Share this article
Print Friendly, PDF & Email
  • The Tenth Amendment of the US Constitution’s Bill of Rights states, “The powers not delegated to the United States by the Constitution, nor prohibited by it to the States, are reserved to the States respectively, or to the people.” This means that the regulation of healthcare falls to the states. For example, doctors, pharmacies and hospitals are administered by the state, not by the federal government.
  • This is why Louisiana’s Senate unanimously passed a bill 37 to zero telling the world that neither the WHO, the UN nor the WEF could assert any jurisdiction over health or any other matter in the state of Louisiana.
  • This is why the Florida legislature passed a bill last year allowing the WHO no authority over the state of Florida.
  • On the last full day of the Obama administration, the Department of Health and Human Services’ Centers for Disease Control issued a Final Rule that changed the definition of a Public Health Emergency of international Concern. It was to be defined 5 ways, but 3 of those ways relied on a WHO decision.
  • This rule was challenged in a petition to DHHS by 15 state Attorneys General in 2023. They pointed out that, “The rule exceeds the agency’s authority and infringes on US and state sovereignty by unlawfully delegating to the World Health Organization the authority to invoke health emergency powers solely based on decisions of the WHO.”
  • The AGs further noted that Congress’ assent would be needed to delegate such authority via treaty ratification to the WHO. They assert that executive agreements, which “rely solely on the President’s authority in foreign relations… lack any domestic effect without an act of Congress,” and that the unratified WHO Constitution is not a binding treaty.
  • Furthermore, according to the AGs, Congress approved participation with the WHO “with the understanding that nothing in the Constitution of the World Health Organization in any manner commits the United States to enact any specific legislative program regarding any matters referred to in said constitution,” referencing 22 U.S.C. 290d, while noting that 42 U.S.C. 264 (e) warns the federal government not to preempt state powers regarding control of infectious diseases.

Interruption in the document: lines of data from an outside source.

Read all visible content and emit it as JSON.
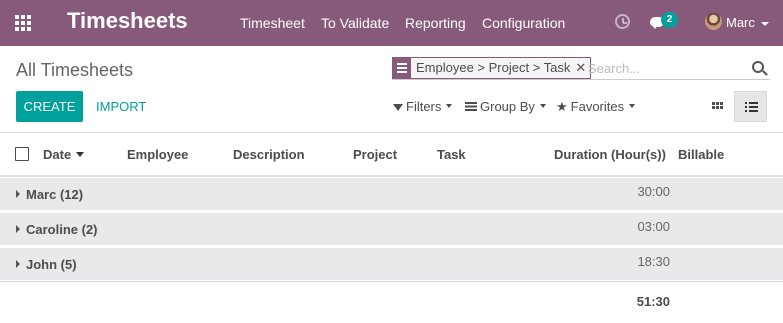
{
  "navbar": {
    "brand": "Timesheets",
    "menu": [
      "Timesheet",
      "To Validate",
      "Reporting",
      "Configuration"
    ],
    "messages_count": "2",
    "user_name": "Marc",
    "icons": [
      "apps-grid-icon",
      "clock-icon",
      "chat-icon",
      "avatar"
    ]
  },
  "control_panel": {
    "title": "All Timesheets",
    "facet": "Employee > Project > Task",
    "search_placeholder": "Search...",
    "create_label": "CREATE",
    "import_label": "IMPORT",
    "filters_label": "Filters",
    "groupby_label": "Group By",
    "favorites_label": "Favorites",
    "active_view": "list"
  },
  "table": {
    "columns": [
      "Date",
      "Employee",
      "Description",
      "Project",
      "Task",
      "Duration (Hour(s))",
      "Billable"
    ],
    "groups": [
      {
        "label": "Marc (12)",
        "duration": "30:00"
      },
      {
        "label": "Caroline (2)",
        "duration": "03:00"
      },
      {
        "label": "John (5)",
        "duration": "18:30"
      }
    ],
    "total": "51:30"
  },
  "colors": {
    "brand": "#875a7b",
    "accent": "#00a09d",
    "group_row": "#e9e9ec"
  }
}
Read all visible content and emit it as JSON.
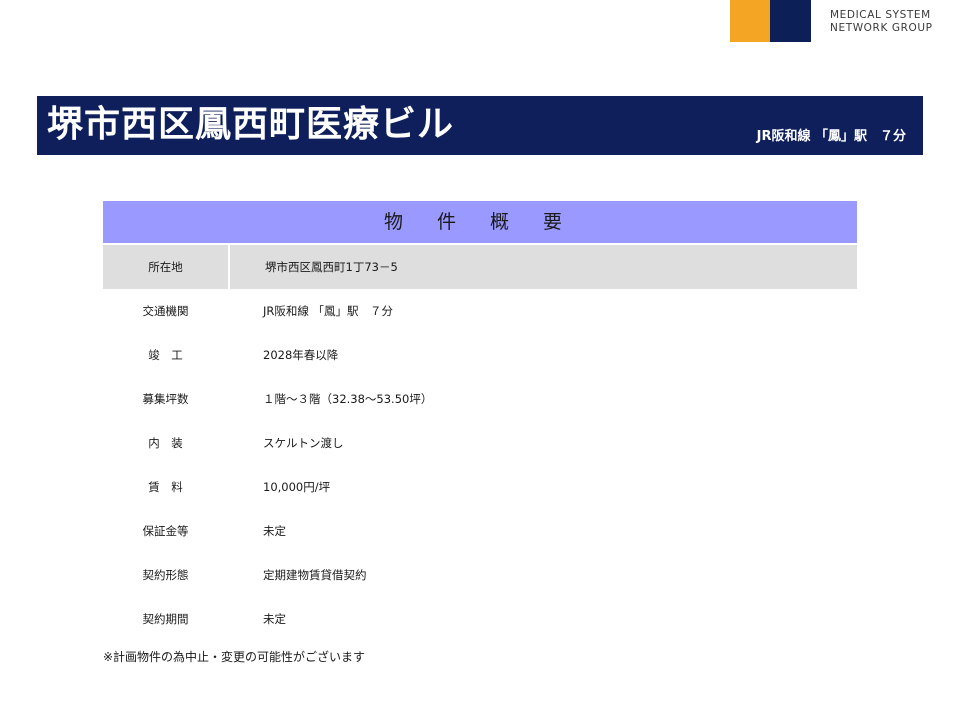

  • Finally, when the US federal government signed the WHO’s amended International Health Regulations in 2006, it filed a reservation acknowledging the states’ rights authority over some health matters. The reservation said, in part, “… these regulations to be implemented by the Federal Government or the state governments, as appropriate and in accordance with our Constitution, to the extent that the implementation of these obligations comes under the legal jurisdiction of the Federal Government. To the extent that such obligations come under the legal jurisdiction of the state governments, the Federal Government shall bring such obligations with a favorable recommendation to the notice of the appropriate state authorities.

Therefore, there is a strong legal basis to assert that the states not only have authority over their citizens’ healthcare regulation, but that the federal government lacks the authority to delegate any such power to the WHO.